One of our chief goals at Brilliant Earth is to mobilize consumer pressure to create changes in the way jewelry is sourced. When other jewelers decide to source their jewelry in a socially and environmentally responsible manner, we applaud that: it means that the market for responsibly-sourced jewelry is expanding and that we’re accomplishing our social mission. But we’re also wary of the risk that other jewelers will market their product as ethical and eco-friendly, without really adhering to the highest labor and environmental standards. Falsely marketing a product as eco-friendly is sometimes called“green-washing.” Green-washing is dangerous, because it misleads consumers and deflates momentum for meaningful change.
This brings us to Wal-Mart. In 2008, with much fanfare, Wal-Mart launched Love, Earth® jewelry, a distinct line of jewelry within its larger jewelry collection. Wal-Mart markets Love, Earth® jewelry as traceable from the mine to the customer and as produced in a way that respects workers and the environment. But as a recent news investigation reveals, Love, Earth® jewelry may not be as responsibly sourced as Wal-Mart would have consumers believe. Is Wal-Mart green-washing? The journalist who conducted the investigation, Jean Friedman-Rudovsky, thinks so. “While Love, Earth®, may shine like gold, that’s only varnish,” she concludes.“Underneath its anatomy is greenwash: The product is no better for the environment – or the people who manufacture it – than a standard piece of jewelry.”

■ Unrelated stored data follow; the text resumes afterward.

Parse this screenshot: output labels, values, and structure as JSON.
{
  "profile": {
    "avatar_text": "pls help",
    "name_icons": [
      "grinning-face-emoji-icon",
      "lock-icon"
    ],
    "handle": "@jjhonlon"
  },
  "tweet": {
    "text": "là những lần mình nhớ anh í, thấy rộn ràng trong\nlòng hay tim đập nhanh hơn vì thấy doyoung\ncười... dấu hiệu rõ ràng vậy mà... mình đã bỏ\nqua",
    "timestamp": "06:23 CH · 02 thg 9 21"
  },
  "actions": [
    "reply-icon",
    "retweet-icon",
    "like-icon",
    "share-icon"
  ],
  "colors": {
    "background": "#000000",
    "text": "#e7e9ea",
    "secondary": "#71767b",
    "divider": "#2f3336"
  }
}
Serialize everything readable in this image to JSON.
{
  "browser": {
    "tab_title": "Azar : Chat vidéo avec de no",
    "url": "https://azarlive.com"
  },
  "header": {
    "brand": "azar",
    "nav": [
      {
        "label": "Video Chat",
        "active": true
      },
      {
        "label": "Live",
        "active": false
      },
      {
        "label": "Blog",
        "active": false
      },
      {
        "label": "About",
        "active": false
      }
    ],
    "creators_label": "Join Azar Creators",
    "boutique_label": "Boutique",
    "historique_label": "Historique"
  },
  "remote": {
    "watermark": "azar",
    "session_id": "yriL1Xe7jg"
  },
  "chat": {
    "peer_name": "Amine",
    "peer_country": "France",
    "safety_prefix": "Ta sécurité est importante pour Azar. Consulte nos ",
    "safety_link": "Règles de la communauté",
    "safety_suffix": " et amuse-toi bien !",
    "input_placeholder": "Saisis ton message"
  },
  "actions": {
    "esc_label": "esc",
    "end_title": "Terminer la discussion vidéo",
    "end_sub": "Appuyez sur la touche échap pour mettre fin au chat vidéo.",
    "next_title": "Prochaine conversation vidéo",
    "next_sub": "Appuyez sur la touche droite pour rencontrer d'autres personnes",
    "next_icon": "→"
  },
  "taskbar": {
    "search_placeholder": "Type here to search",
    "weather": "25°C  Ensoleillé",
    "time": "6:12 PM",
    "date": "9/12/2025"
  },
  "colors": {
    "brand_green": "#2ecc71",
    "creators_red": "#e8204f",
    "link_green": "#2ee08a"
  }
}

Love, Earth® jewelry does appear to be traceable back to the mine according to the Friedman-Rudovsky article. The problem, the article demonstrates, is that conditions at the mines and factories from which Love, Earth® jewelry originates are not what consumers would expect from a product being marketed as responsibly sourced. For example, the gold used to make Love, Earth® jewelry comes from two gold mines. Both mines use cyanide heap leaching, a controversial technique in which cyanide, a toxic chemical, is used to separate gold from ore. Whenever cyanide heap leaching is used, there is a risk that cyanide will escape from mining sites and poison rivers and streams.
Love, Earth® jewelry is manufactured by a company known as Aurafin, which contracts out production to factories in the Dominican Republic, Peru, and Bolivia. Friedman-Rudovsky visited a factory in La Paz, Bolivia where Love, Earth® jewelry is made. There she found the factory was subcontracting jewelry production to clandestine workshops where workers were earning less than half the minimum wage. Subcontracting to outside factories is one way of skirting labor standards. The story also documents unsafe working conditions, verbal abuse by factory managers, and instances in which workers were fired for protesting their wages and treatment.
Assuming the article is accurate, do we think Wal-Mart should stop selling Love, Earth® jewelry? No, not necessarily. What we urge Wal-Mart to do is fulfill its pledge to create a socially and environmentally responsible jewelry line. At minimum, Wal-Mart needs to source Love, Earth® gold from a mine that allows independent third party monitoring and that adheres to the No Dirty Gold campaign’s Golden Rules for responsible gold mining. Even better, Wal-Mart should use only recycled gold or fair trade gold. Furthermore, Wal-Mart needs to ensure that the people producing Love, Earth® jewelry are treated with respect. The workers who produce Love, Earth® jewelry should similarly earn living wages and enjoy decent working conditions.
As originally conceived, Love, Earth® was supposed to be the start of a gradual transformation in the way Wal-Mart sources and produces the entirety of its jewelry collection. Wal-Mart is the largest jewelry retailer in the world. In theory, real change in the way Wal-Mart produces its jewelry could lead to improvements up and down the jewelry supply chain. For this reason, we’re still holding our breath that Love, Earth® jewelry will fulfill its potential.